Jetzt sind die Bürger bei der Rathauszentralisierung gefragt

Dies könnte eine Variante sein: Würde die Gustav-Heinemann-Hauptschule nach den Plänen des Schwelmers Uwe Hugendick umgebaut, wäre ein Atrium fest eingeplant.
Dies könnte eine Variante sein: Würde die Gustav-Heinemann-Hauptschule nach den Plänen des Schwelmers Uwe Hugendick umgebaut, wäre ein Atrium fest eingeplant.
Foto: Uwe Hugendick

Schwelm..  Diese Frage scheint die Stadt Schwelm aktuell zu bewegen wie kaum ein anderes Thema: Wo soll sinnvoller Weise die Stadtverwaltung zentralisiert werden? Eben diese kommt nun ihrem politischen Auftrag durch den Finanzausschuss nach und lädt für Donnerstag, 17. Dezember, ab 18 Uhr zur Bürgerversammlung in die Gustav-Heinemann-Schule, Holthausstraße 15, ein.
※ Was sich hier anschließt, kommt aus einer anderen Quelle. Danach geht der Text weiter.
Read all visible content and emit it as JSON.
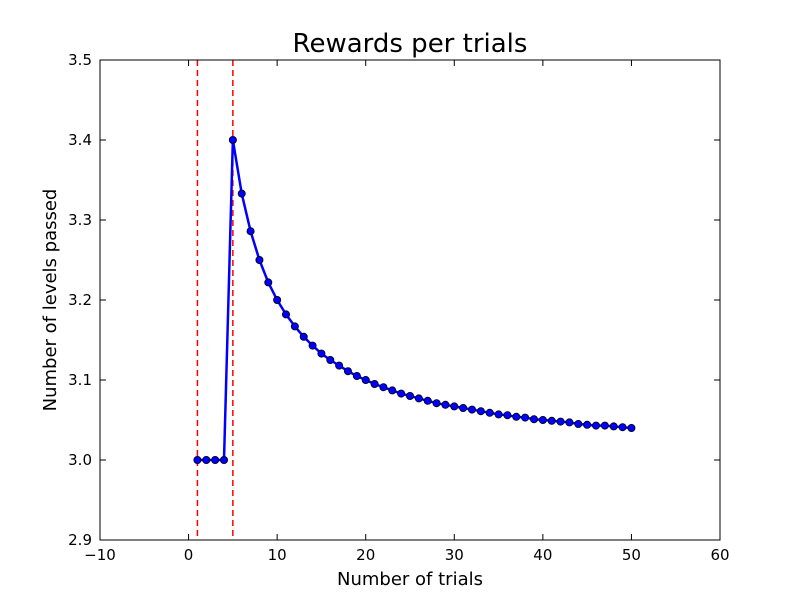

Diese erste Bürgerversammlung soll sich ausschließlich mit dem Standort eines neuen Schwelmer Rathauses befassen, eine zweite – Termin und Ort werden noch bekannt gegeben – mit dessen Ausgestaltung. Die Standortfrage reduziert sich auf zwei Alternative, denn die Politiker des Finanzausschusses beschlossen ebenfalls, dass der Umbau und eine Erweiterung des Rathauses an der Hauptstraße 14 nicht mehr weiter verfolgt werden soll.

Verwaltung beantwortet alle Fragen

Heißt: Zur Debatte am 17. Dezember steht zum einen ein kompletter Neubau in der Innenstadt, genauer: am bisherigen Verwaltungsstandort an der Moltkestraße. Variante B lautet: Umbau der im Sommer kommenden Jahres auslaufenden Gustav-Heinemann-Schule zum Rathaus. Für beide Alternativen haben sich Lager mit Befürwortern gebildet, die sich seit geraumer Zeit gegenseitig die Vor- und Nachteile aufrechnen. Kosten oder Lage? Wie gut sind die Pläne realisierbar? Wie hoch sind die zu erwartenden Erlöse beim Verkauf der Gebäude? Sollte die Gustav-Heinemann-Hauptschule doch als Schulraum erhalten bleiben? Das sind die Fragen, die derzeit heiß diskutiert werden.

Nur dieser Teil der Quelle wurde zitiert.